Monday, September 11, 2006

Pork Belly Futures

Pigs are smart, useful creatures, that also happen to be very tasty. Why pig meat is called pork is one of those questions that make you go hmmm. I once traumatised a friend by reading out loud the English part of a label from a tin of Greek Spam, "Pork Meat... Pork Meat... Pork Meat?!?". I just thought it sounded hysterically funny, but he thought I was being religious and hinting that it wasn't kosher - me, worry about kosher???? Not on your nelly! The question that leads on from this is "what the heck are pork belly futures"? Why are they always quoted on the stock exchanges through the world (except for certain obvious countries). Why should I care? All I know is they are incredibly rich and yummy and that's what I had for dinner last night.

Saturday's mission was to prepare the little bit of pork belly that I bought at Russian Store in the Carmel Market. It was still a bit bristly, so I turned on the gas and singed the skin really well - there is nothing worse than pork bristles - they are even worse than chicken feathers - yuck. Then it was rub-the-tummy time - scrubbing brush and knife under lots of running water - to get rid of any burnt bits of hair and icky stuff.
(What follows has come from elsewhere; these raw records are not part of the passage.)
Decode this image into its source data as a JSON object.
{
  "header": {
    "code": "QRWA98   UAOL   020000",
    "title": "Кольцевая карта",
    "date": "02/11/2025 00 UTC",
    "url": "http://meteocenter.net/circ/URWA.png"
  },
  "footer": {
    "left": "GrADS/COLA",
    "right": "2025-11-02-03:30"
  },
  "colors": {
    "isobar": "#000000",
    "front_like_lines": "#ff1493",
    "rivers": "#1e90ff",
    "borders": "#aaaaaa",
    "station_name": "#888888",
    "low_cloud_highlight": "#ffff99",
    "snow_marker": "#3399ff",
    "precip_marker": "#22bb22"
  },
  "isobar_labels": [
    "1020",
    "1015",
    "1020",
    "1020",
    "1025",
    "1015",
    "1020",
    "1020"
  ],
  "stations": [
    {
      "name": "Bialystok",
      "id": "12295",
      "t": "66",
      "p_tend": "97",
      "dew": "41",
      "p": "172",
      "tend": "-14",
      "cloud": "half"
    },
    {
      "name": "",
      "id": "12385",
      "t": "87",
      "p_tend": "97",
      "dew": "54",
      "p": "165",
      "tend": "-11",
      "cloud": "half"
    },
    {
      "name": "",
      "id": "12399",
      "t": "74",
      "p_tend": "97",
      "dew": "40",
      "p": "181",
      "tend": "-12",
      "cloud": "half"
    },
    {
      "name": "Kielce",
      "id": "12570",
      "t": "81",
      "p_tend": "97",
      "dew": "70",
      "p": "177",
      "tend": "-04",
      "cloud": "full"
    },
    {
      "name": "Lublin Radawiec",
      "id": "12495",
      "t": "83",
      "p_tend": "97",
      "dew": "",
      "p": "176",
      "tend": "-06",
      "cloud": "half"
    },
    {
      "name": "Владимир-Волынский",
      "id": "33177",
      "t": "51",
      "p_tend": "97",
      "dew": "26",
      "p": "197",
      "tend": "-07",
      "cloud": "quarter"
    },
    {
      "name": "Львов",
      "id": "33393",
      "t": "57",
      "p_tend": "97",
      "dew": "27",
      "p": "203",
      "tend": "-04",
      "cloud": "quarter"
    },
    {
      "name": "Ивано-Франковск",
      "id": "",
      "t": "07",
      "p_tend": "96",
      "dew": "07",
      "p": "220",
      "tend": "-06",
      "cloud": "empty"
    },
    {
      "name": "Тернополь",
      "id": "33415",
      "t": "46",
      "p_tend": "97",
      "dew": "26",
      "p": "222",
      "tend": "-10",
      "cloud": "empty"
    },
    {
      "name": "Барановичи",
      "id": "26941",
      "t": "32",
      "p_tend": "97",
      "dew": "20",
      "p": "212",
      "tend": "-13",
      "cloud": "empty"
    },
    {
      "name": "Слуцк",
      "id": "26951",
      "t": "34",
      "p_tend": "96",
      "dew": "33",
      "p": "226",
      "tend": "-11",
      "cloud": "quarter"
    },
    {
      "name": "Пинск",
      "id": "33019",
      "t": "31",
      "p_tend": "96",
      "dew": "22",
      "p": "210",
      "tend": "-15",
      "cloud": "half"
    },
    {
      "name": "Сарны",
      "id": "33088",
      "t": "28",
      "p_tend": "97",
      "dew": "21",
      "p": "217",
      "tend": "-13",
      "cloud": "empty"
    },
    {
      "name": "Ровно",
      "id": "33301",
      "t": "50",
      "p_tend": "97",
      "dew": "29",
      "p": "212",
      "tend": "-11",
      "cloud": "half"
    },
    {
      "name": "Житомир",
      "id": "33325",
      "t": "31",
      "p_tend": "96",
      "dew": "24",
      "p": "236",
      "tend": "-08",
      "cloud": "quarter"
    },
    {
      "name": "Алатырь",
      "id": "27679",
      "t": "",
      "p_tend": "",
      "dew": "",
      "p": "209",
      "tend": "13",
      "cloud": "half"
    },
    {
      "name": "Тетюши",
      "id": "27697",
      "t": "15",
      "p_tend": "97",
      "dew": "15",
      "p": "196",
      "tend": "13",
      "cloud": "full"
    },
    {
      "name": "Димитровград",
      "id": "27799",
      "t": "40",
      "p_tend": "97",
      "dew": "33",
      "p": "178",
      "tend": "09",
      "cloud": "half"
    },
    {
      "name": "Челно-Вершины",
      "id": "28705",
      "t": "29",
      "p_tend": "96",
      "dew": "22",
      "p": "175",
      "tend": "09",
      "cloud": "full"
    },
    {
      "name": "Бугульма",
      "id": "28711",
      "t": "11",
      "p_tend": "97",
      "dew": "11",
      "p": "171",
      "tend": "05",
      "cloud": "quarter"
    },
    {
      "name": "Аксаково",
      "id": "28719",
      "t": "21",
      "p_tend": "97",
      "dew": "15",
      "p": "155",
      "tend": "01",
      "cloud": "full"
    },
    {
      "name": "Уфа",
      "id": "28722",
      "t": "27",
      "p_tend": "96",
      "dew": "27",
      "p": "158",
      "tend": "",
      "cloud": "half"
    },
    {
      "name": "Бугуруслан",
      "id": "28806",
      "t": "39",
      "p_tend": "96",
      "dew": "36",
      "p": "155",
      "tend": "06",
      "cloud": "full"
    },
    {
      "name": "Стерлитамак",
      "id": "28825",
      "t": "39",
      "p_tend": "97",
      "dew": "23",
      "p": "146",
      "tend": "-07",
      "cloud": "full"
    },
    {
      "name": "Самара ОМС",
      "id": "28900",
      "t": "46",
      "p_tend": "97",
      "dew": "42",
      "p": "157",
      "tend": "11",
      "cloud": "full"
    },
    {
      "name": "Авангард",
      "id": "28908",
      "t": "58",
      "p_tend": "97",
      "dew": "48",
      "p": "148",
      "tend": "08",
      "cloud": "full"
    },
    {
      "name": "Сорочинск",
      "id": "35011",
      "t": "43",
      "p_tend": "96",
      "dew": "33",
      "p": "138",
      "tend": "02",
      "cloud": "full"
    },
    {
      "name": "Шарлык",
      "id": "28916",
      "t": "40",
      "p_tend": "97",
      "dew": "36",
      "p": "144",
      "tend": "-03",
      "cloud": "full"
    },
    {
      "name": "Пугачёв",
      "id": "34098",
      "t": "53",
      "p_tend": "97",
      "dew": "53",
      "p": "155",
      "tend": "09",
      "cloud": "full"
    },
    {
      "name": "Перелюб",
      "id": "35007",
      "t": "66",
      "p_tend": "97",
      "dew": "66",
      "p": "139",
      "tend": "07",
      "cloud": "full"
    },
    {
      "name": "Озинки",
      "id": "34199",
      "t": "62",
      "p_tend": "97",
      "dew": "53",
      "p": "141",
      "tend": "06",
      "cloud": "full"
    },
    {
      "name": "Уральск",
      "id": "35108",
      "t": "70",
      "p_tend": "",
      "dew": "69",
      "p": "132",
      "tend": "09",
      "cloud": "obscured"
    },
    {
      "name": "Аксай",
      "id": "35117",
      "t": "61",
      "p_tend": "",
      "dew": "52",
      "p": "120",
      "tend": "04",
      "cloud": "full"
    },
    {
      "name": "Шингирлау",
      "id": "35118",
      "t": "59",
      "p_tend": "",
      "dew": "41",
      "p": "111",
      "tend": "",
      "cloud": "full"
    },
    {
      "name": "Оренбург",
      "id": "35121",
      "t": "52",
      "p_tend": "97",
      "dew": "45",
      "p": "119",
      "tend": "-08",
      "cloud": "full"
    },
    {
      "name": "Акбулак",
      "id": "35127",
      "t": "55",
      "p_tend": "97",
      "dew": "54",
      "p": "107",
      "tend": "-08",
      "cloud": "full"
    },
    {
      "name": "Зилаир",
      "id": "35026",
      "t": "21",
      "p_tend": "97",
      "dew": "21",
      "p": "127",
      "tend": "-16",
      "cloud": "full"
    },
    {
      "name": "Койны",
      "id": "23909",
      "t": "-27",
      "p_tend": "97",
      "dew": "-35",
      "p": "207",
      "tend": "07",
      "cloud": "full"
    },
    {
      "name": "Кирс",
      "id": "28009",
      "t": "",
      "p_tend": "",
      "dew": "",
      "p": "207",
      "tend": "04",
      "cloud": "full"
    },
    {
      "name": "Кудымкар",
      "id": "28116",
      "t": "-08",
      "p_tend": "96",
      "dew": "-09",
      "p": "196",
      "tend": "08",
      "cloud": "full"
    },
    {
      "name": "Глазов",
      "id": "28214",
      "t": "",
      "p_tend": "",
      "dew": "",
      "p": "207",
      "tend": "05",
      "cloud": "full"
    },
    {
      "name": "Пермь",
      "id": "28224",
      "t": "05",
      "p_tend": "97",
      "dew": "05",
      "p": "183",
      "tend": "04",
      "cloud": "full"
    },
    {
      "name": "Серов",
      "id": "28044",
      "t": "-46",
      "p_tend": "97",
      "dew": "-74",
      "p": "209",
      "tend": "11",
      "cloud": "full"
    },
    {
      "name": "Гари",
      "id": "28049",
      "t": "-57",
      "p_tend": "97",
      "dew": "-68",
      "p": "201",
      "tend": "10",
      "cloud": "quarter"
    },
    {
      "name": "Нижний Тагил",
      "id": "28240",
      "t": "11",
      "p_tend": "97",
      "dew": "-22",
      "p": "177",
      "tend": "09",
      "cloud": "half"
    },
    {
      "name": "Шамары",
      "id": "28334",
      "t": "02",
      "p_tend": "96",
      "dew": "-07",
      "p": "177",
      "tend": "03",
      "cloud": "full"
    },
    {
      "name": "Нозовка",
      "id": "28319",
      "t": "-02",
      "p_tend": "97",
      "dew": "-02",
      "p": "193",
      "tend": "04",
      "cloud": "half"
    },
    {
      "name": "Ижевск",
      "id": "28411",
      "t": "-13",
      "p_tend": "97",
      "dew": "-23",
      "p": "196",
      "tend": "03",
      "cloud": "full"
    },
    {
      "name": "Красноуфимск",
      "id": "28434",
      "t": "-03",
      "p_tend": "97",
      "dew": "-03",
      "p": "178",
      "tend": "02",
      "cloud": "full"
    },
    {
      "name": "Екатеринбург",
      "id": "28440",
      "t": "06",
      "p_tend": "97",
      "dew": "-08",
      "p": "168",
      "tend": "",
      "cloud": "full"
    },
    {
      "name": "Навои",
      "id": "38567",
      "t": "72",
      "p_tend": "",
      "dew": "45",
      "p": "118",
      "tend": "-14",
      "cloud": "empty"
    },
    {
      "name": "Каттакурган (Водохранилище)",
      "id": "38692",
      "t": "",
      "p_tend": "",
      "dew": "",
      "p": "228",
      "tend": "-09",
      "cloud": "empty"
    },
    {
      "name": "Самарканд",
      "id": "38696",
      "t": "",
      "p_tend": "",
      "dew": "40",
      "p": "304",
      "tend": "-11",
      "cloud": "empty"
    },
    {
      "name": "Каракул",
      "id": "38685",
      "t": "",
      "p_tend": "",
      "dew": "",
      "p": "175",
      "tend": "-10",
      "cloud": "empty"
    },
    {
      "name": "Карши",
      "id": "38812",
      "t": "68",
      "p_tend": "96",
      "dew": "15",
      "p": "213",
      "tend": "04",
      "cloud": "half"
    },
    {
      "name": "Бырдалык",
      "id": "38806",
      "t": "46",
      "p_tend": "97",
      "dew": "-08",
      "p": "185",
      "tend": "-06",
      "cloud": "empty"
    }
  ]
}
Once that was done it was put, skin side down, into a pot of cold water that had star anise, cinnamon stick, bay leaves, cloves, garlic, whole dried bird chilis, and a piece of kombu. I slowly heated this up until it was barely simmering, never letting it come to a boil, and skimming as needed. This sat on the stove for about 2 hours, then I flipped it over and cooked it for another hour until it was tender and almost, but not quite, falling apart.

I drained it, scored the fat, and put it into the oven for about an hour, basting occassionaly with the stock. For the last 15 minutes I left it alone and let the crackling get so crispy that the first test piece I took actually shattered when I dropped it. I let this cool off, and put it in the fridge overnight.

Sunday I came home after work and put it skin side down again (missing a big chunk of the crackling that I couldn't resist the night before) into a dry frying pan and started to heat it up slowly, letting the skin ooze more fat and get crispy again. While that was frying I made a sauce/marinade of garlic, nuoc mam, light and dark soy sauce, sugar, sriracha sauce, crushed dried chilis and some of the leftover cooking liquor. I then poured this over the belly, put a lid on the pan and let it simmer away until the sauce had almost completely evaporated. I flipped it over, added a bit more liquor and reduced this down again.

Waiting for the pork to finish and the sauce to reduce, I made some quinoa to which I added a chopped up dried Persian lime. By the time that was ready so was the tummy, both the pigs and mine. I took out the belly and let it rest while I chopped up some Thai basil and added it to the reduced sauce, loosening it up with a bit more liquor. Served with a green salad, this was a very tasty dinner and I am glad to have leftovers.

Desert was the kobo I got at the market on Friday, a dragon fruit relative and part of the cactus family. The flavour is almost perfumy, but not cloying or too sweet, more intense than a normal pitaya. The texture is a shattery crunch that was kind-of like eating wet sugar crystals or a slushy, but pleasantly so. Exept for the green salad this was an exotic and Far Eastern dinner and actually tasted more "real" than most of the Thai or Chinese meals I have had in restaurants here.